The issue of "sending" the card to the merchant is a little complicated. The cardholder may be allowed to "send" the card in ways that the merchant is not allowed to accept.
Compliance with PCI requirements is part of the contractual relationship a merchant enters into with a bank, called an acquirer, in order to be able to accept credit card payments.
PCI requirements include language both about PANs "at rest" (storage) and "in transit" (transmission). The ways that a merchant allows customers to provide their credit card number are subject to both at rest and in transit PCI requirements.
IOW, PCI dictates how a merchant may legitimately accept cards for payment.
For the cardholder- they have an agreement with their bank, called an "issuer"- the bank that offers them a credit line and sends them a card in the mail. Deep in the contractual terms of service that the cardholder agrees to with the issuer is language about keeping the card number secret.
The merchant-side rules are much more strict than the cardholder side rules, for reasons that have to do with risk and scale and business model.
In practical terms, for instance, a merchant is not able to advertise that they accept card numbers over email, as email is a protocol that does not comply with PCI. If a merchant receives a card number in an email, they have to purge that email from their email systems. PCI auditors ask about workflows like this in their reviews.

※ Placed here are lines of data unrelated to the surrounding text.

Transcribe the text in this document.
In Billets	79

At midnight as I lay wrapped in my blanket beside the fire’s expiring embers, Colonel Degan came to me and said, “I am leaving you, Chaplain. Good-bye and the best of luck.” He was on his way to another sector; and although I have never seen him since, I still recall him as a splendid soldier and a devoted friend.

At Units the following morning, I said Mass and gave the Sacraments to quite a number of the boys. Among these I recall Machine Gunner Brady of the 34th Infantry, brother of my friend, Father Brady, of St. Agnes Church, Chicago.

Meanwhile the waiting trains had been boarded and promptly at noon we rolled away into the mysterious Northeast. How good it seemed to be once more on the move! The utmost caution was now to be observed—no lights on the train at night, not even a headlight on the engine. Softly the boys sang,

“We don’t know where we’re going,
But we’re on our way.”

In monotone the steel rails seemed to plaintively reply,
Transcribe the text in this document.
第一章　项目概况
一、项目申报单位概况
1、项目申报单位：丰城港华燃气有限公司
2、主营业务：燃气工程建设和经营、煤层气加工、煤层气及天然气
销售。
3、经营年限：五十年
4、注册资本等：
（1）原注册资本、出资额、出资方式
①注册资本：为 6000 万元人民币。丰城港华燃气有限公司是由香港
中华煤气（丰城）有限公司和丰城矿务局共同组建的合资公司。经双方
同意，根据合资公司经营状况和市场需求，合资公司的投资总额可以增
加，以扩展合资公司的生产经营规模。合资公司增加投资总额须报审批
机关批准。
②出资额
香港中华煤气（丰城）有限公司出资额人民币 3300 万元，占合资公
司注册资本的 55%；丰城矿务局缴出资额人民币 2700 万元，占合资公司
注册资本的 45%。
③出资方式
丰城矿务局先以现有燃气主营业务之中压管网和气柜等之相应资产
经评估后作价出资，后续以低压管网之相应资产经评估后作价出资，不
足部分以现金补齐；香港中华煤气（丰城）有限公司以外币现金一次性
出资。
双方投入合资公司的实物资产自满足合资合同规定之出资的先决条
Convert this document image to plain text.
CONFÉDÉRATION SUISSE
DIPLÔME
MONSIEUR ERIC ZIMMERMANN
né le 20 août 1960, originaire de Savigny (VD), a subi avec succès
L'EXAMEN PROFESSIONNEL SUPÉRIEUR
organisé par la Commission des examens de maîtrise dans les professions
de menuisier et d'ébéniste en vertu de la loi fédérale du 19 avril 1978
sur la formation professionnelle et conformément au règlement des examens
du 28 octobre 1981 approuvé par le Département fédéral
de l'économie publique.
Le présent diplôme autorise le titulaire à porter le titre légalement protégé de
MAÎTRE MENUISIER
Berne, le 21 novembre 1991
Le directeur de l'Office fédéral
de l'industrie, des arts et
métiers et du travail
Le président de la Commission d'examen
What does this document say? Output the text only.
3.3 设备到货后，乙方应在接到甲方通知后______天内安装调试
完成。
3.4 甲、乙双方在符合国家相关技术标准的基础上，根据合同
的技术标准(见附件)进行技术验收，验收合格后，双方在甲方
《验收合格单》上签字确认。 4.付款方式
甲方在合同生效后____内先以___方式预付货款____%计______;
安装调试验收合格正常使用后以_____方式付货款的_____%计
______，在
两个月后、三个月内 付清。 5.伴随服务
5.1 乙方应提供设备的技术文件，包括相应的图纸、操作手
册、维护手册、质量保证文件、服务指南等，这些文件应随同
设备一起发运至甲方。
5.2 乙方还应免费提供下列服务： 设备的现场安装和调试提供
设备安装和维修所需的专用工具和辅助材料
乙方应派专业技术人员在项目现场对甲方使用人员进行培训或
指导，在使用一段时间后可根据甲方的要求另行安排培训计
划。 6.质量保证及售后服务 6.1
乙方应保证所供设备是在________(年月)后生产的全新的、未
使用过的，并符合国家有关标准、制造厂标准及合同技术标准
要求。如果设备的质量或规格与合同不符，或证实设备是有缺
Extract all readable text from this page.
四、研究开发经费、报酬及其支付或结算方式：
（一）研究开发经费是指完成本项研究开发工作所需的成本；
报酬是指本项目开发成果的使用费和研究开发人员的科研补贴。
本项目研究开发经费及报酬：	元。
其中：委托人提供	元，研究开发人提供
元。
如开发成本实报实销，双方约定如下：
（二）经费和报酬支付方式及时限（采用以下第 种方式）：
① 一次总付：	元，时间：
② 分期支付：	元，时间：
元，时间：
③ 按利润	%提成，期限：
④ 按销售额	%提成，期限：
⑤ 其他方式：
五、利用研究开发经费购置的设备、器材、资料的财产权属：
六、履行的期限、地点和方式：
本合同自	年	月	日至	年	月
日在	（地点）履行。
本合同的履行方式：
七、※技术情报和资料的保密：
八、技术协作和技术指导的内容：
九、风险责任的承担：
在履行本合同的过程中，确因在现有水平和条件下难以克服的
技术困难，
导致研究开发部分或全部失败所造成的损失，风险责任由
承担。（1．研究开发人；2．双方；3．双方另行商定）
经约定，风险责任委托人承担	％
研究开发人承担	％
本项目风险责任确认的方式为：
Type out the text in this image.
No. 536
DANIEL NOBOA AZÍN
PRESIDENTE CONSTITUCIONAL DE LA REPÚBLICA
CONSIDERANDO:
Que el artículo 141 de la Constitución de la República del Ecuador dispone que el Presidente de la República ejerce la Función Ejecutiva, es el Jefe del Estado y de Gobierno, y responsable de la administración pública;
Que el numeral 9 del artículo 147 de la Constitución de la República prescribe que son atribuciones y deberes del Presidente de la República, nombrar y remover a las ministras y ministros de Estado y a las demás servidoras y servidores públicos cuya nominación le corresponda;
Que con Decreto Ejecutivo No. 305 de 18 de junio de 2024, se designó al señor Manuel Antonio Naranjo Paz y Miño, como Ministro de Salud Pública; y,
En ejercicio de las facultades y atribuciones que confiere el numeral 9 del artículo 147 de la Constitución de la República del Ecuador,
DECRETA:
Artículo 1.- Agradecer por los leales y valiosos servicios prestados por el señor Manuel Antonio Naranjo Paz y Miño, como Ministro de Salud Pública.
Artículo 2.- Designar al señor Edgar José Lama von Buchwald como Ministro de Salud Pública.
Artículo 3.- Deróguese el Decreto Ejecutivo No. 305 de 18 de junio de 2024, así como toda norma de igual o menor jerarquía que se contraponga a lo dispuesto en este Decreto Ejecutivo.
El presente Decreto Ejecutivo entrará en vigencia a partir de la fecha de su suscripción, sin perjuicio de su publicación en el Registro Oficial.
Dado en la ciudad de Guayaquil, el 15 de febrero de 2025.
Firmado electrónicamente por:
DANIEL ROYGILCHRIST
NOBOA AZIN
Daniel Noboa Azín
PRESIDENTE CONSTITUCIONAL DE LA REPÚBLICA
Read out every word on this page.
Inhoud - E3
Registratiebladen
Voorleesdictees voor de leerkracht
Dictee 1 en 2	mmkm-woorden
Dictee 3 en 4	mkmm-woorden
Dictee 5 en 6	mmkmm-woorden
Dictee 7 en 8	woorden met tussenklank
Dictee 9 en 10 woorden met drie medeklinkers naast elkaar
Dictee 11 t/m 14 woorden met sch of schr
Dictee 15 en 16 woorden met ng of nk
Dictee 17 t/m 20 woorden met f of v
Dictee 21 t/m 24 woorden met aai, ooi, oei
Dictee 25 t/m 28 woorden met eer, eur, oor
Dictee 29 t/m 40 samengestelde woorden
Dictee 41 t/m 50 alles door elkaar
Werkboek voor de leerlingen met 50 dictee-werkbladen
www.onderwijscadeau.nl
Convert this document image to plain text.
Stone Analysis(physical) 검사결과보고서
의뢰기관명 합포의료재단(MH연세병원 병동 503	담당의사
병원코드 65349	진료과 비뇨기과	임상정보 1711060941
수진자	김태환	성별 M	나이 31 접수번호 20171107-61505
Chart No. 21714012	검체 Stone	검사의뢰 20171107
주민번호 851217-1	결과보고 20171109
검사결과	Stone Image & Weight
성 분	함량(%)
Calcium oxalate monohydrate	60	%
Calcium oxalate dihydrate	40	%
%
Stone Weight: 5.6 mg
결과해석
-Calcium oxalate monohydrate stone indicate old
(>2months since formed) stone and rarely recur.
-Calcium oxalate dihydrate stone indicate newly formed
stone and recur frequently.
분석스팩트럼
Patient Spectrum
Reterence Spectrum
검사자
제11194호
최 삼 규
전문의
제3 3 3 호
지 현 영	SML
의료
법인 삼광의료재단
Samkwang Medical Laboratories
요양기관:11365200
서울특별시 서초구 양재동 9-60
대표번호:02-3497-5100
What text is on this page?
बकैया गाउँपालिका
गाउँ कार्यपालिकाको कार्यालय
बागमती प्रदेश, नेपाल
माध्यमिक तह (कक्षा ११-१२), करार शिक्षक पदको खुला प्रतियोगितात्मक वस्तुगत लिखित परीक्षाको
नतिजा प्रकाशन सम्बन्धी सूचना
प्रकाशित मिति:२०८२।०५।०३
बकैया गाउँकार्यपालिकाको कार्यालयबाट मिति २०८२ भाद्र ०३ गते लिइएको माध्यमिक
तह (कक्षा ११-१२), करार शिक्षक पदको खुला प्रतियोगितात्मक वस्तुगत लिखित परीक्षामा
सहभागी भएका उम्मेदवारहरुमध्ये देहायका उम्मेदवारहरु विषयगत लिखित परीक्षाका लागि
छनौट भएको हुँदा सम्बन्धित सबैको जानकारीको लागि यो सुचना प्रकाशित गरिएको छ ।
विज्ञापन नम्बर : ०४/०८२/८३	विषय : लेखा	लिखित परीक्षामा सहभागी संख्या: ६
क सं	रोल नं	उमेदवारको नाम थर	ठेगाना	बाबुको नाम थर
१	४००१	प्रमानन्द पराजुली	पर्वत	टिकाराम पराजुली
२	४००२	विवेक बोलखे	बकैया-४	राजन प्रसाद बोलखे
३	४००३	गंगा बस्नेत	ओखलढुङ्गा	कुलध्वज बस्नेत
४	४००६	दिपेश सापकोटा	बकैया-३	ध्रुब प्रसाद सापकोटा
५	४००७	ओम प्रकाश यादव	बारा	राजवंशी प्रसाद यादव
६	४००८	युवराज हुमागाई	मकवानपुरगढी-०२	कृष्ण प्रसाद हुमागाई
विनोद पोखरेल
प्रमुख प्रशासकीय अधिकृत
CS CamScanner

When I last looked, cardholder agreements did not expressly forbid sending a card number over email, though that may have changed, but in general the rules are much less explicit, and it's pretty rare for the card issuer to revoke a card from a cardholder for reasons that do not involve fraudulent spending or lack of payment. Cardholder casual misuse of a card number, leading to a replacement card is a standard workflow for issuers.